The latter of those two packages, venneuler, makes the whole process so criminally easy that you could safely ignore gplots altogether. That is, unless you want the actual counts of each group plotted as above. That may be a job for post-R vector image editing but why do it by hand when you can automate it?
November 2015 update:
There's also the Vennerable package. It's described here and doesn't appear to be in CRAN but can be downloaded from R-Forge.

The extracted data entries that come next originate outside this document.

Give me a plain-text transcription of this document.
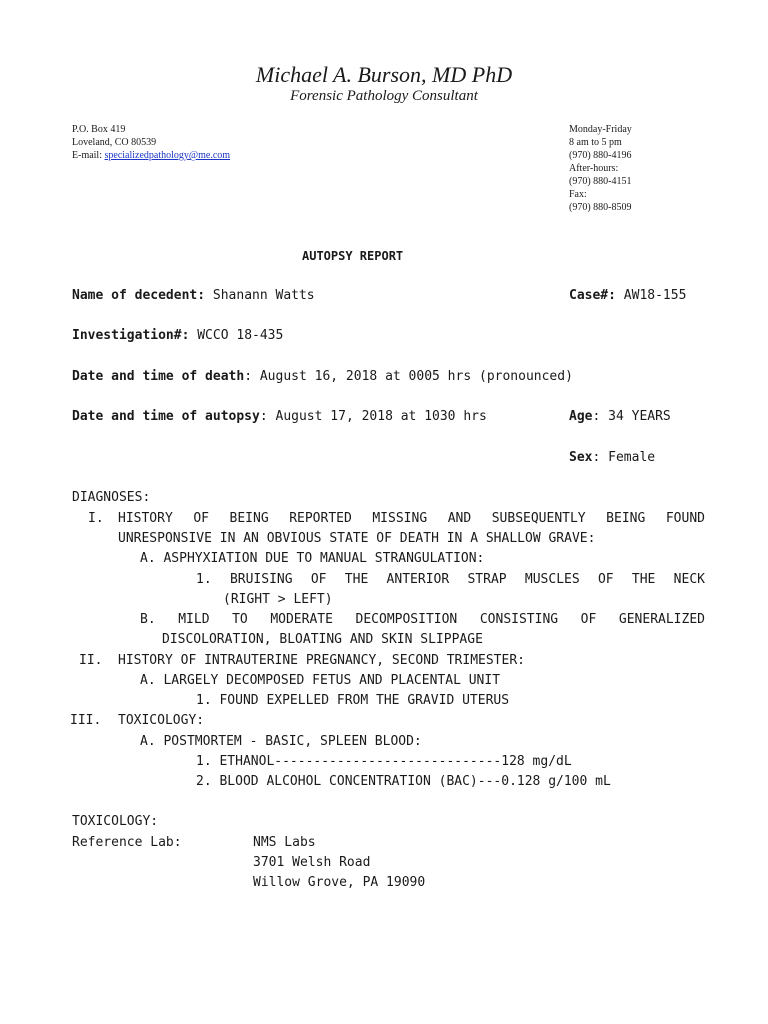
Michael A. Burson, MD PhD
Forensic Pathology Consultant
P.O. Box 419
Loveland, CO 80539
E-mail: specializedpathology@me.com
Monday-Friday
8 am to 5 pm
(970) 880-4196
After-hours:
(970) 880-4151
Fax:
(970) 880-8509
AUTOPSY REPORT
Name of decedent: Shanann Watts	Case#: AW18-155
Investigation#: WCCO 18-435
Date and time of death: August 16, 2018 at 0005 hrs (pronounced)
Date and time of autopsy: August 17, 2018 at 1030 hrs	Age: 34 YEARS
Sex: Female
DIAGNOSES:
I. HISTORY OF BEING REPORTED MISSING AND SUBSEQUENTLY BEING FOUND
UNRESPONSIVE IN AN OBVIOUS STATE OF DEATH IN A SHALLOW GRAVE:
A. ASPHYXIATION DUE TO MANUAL STRANGULATION:
1. BRUISING OF THE ANTERIOR STRAP MUSCLES OF THE NECK
(RIGHT > LEFT)
B. MILD TO MODERATE DECOMPOSITION CONSISTING OF GENERALIZED
DISCOLORATION, BLOATING AND SKIN SLIPPAGE
II. HISTORY OF INTRAUTERINE PREGNANCY, SECOND TRIMESTER:
A. LARGELY DECOMPOSED FETUS AND PLACENTAL UNIT
1. FOUND EXPELLED FROM THE GRAVID UTERUS
III. TOXICOLOGY:
A. POSTMORTEM - BASIC, SPLEEN BLOOD:
1. ETHANOL-----------------------------128 mg/dL
2. BLOOD ALCOHOL CONCENTRATION (BAC)---0.128 g/100 mL
TOXICOLOGY:
Reference Lab:	NMS Labs
3701 Welsh Road
Willow Grove, PA 19090
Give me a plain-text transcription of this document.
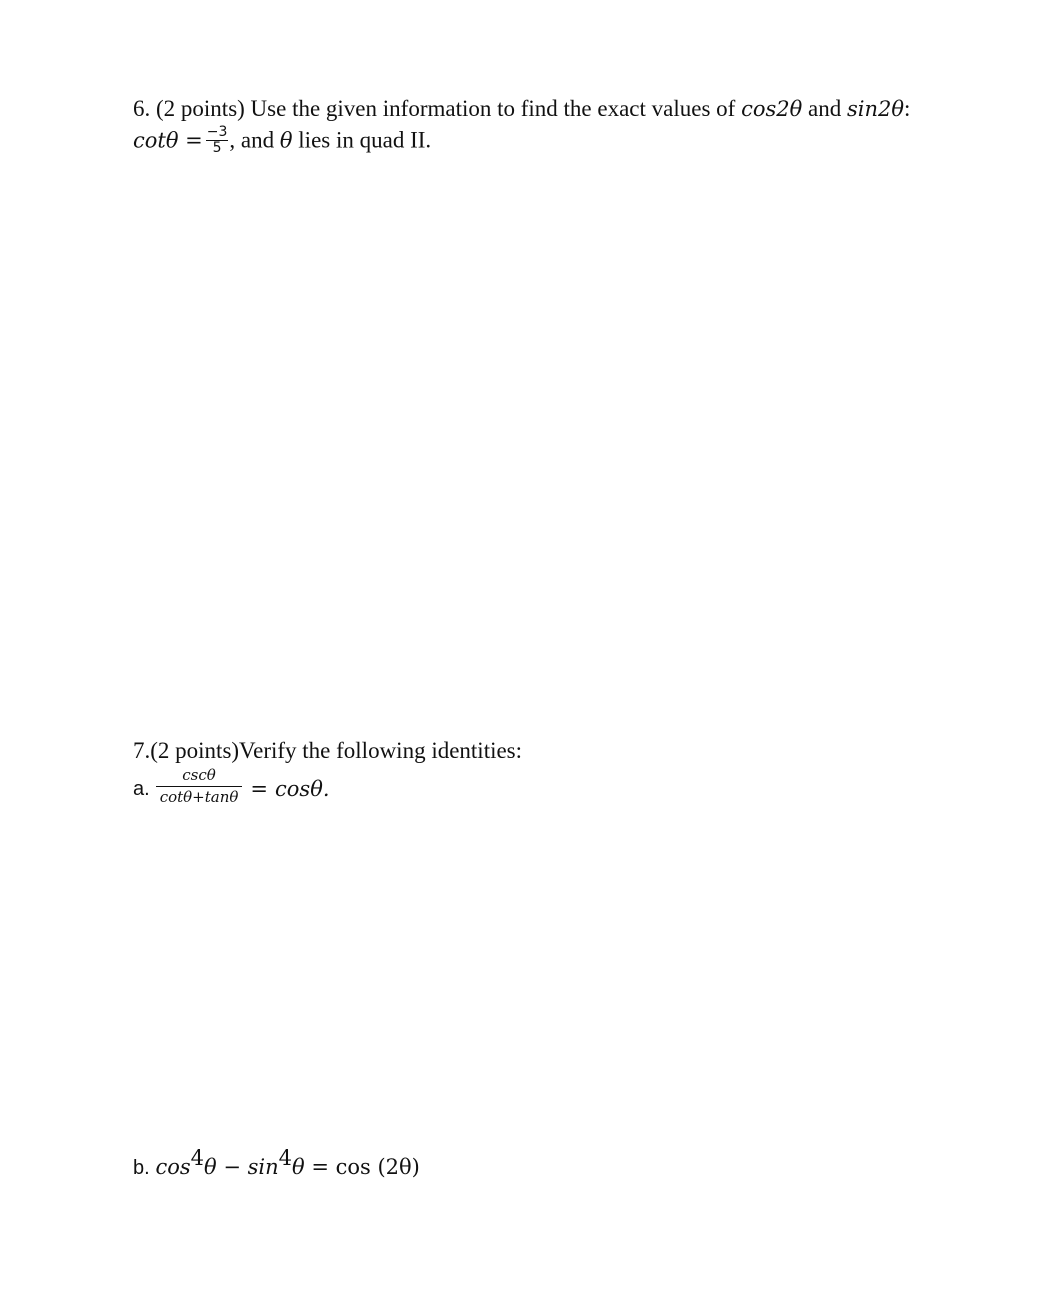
6. (2 points) Use the given information to find the exact values of cos2θ and sin2θ:
$\cot\theta = \frac{-3}{5}$ , and θ lies in quad II.
7.(2 points)Verify the following identities:
a. $\frac{\csc\theta}{\cot\theta+\tan\theta} = \cos\theta$.
b. $\cos^4\theta - \sin^4\theta = \cos (2\theta)$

Vennerable can handle all kinds of exotic n-group Venns, with a maximum n of nine.
Vennerable depends on graph, a package available through Bioconductor.
I haven't used it yet but will likely do so soon. Example output will show up here (further update: Vennerable also needs RBGL from Bioconductor. I ran into some unresolvable dependency issues while testing Vennerable so it will have to wait until I really need a nine group diagram, but that may indicate larger problems.)
February 2016 update:
Vennerable is now on Github. You'll need the devtools package to install it that way.
Vennerable has some neat features but lacks useful documentation. Here's a quick example.
Using the example data provided with the package, and cutting it down to just three groups:
data(StemCell)
VennRaw <- Venn(StemCell)
Venn3 <- VennRaw[, c("OCT4", "SOX2", "NANOG")]
plot(Venn3, doWeights = FALSE)
and that gives you the basic diagram.